Upon the return of Leif to Greenland, his brother Thorwald thought that "these new lands had been much too little explored." Leif gave him his ship, and he put out to sea, with thirty men, in the year 1002. Nothing is known of their voyage till they came to Leif's booths in Vinland. They laid up their ship, caught fish for their support, and spent a pleasant winter. They passed two years in exploring the interior, and then returned by the north, where Thorwald was killed in a battle with the Esquimaux.
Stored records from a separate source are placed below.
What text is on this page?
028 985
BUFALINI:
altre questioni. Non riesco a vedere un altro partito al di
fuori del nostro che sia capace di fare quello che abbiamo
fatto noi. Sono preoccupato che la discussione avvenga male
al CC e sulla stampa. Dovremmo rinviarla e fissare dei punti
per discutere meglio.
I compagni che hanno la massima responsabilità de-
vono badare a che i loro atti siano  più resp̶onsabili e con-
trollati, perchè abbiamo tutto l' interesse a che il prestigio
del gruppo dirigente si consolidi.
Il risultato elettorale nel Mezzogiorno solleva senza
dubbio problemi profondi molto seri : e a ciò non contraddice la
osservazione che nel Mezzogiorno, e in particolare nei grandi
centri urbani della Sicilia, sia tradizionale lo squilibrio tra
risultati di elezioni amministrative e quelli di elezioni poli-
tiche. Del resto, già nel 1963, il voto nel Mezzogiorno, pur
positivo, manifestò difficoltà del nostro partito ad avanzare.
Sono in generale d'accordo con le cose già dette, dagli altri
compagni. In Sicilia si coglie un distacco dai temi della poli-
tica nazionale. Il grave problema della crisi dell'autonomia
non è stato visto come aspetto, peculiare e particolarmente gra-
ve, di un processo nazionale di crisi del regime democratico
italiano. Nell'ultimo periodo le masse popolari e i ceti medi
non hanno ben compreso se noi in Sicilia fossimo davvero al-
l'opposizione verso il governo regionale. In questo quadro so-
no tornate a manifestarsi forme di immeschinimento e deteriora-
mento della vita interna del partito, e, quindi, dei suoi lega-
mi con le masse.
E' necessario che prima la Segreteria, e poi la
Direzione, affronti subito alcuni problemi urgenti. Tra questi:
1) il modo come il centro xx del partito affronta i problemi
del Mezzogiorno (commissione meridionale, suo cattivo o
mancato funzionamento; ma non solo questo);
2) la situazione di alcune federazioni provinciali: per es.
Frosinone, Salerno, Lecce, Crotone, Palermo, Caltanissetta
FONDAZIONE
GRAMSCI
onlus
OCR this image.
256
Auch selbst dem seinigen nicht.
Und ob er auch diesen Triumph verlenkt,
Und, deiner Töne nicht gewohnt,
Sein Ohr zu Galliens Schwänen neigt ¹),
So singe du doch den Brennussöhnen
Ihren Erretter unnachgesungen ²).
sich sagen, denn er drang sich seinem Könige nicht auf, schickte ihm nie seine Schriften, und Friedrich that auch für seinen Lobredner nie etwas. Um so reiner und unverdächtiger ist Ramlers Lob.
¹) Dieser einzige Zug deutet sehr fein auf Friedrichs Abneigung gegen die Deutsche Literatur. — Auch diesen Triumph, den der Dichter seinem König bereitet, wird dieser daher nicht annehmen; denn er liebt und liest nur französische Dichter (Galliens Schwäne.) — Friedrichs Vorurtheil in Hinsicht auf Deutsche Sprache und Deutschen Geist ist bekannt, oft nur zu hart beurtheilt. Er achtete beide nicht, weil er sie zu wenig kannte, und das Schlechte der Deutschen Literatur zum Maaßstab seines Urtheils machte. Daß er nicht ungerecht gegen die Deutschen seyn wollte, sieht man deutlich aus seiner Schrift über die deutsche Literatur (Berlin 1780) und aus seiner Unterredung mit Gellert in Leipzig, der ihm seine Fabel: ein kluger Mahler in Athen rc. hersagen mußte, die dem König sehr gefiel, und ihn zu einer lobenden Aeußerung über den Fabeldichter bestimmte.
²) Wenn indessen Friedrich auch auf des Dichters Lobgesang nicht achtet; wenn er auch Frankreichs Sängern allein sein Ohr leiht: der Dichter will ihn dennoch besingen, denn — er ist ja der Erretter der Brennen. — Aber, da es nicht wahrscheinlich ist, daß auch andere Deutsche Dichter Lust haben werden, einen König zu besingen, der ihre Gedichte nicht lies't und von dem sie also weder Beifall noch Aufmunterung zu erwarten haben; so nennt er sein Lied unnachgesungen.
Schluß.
But a more successful discoverer than any of these was Thorfinn Karlsnefne,—that is, Thorfinn the Predestined Hero. He was a wealthy merchant of Iceland, the heir of Danish, Swedish, and Norwegian princes. He visited Greenland in 1006, where he married Gudrida, the widow of an Icelandic adventurer, and in 1007 sailed, in three ships and with one hundred and sixty men, upon a voyage to Vinland. His wife went with him, and, in the autumn of the same year, bore him a son named Snorri, who was, of course, the first of European blood born in America. From him the celebrated Swedish sculptor Thorwaldsen was lineally descended. Thorfinn remained here three years, and had many communications with the aborigines. A singular result of this relation may perhaps be traced in the names successively given to one spot. The Northmen called one of their settlements Hóp, and the Puritans, six centuries later, found that the Indians called it Haup. It would appear that they had continued, in their own tongue, the appellation bestowed upon the place in the Norse language. The Puritans anglicized it, and called it Mount Hope.
We have no accounts of any further voyages made by the Northmen to America. The records were preserved in the literature of the island, but the memory of them gradually faded away from the popular mind.
Several writers claim for these early navigators a degree of merit beyond that which they are willing to accord to Columbus. They reply to the argument that Bjarni's discovery of the American coast was merely accidental, as he had started in search of Greenland, that Columbus' discovery of America was accidental also, as he started in search of Asia, and as he believed the land to be Asia to the day of his death. "Besides," they say, "how different were the circumstances under which the two voyages were made! The Northmen, without compass or quadrant, without any of the advantages of science, geographical knowledge, personal experience, or previous discoveries, without the support of either kings or governments,—which Columbus, however discouraged at the outset, eventually obtained,—but guided by the stars, and upheld by their own private resources and a spirit of adventure which no dangers could repress, crossed the broad Northern ocean and explored these distant lands."
This is all true; and doubtless our wonder at the success with which these early voyages were prosecuted would be augmented tenfold, could we obtain authentic information upon the character and capacity of the ships in which they were made. Nothing reliable exists upon this subject, except a few rude inscriptions; and from these, as reproduced in the engravings we have given, it would actually appear that the vessels used had no decks, and that they were partly propelled by oars. However navigation may have improved since the days of the Northmen, it is certain that no sailor would now attempt an Arctic voyage in an open boat; and when we read of the perils and sufferings of our modern Polar adventurers, it is impossible not to be amazed at the success with which the Danes and Norwegians, with their slender appliances, endured and outlived them.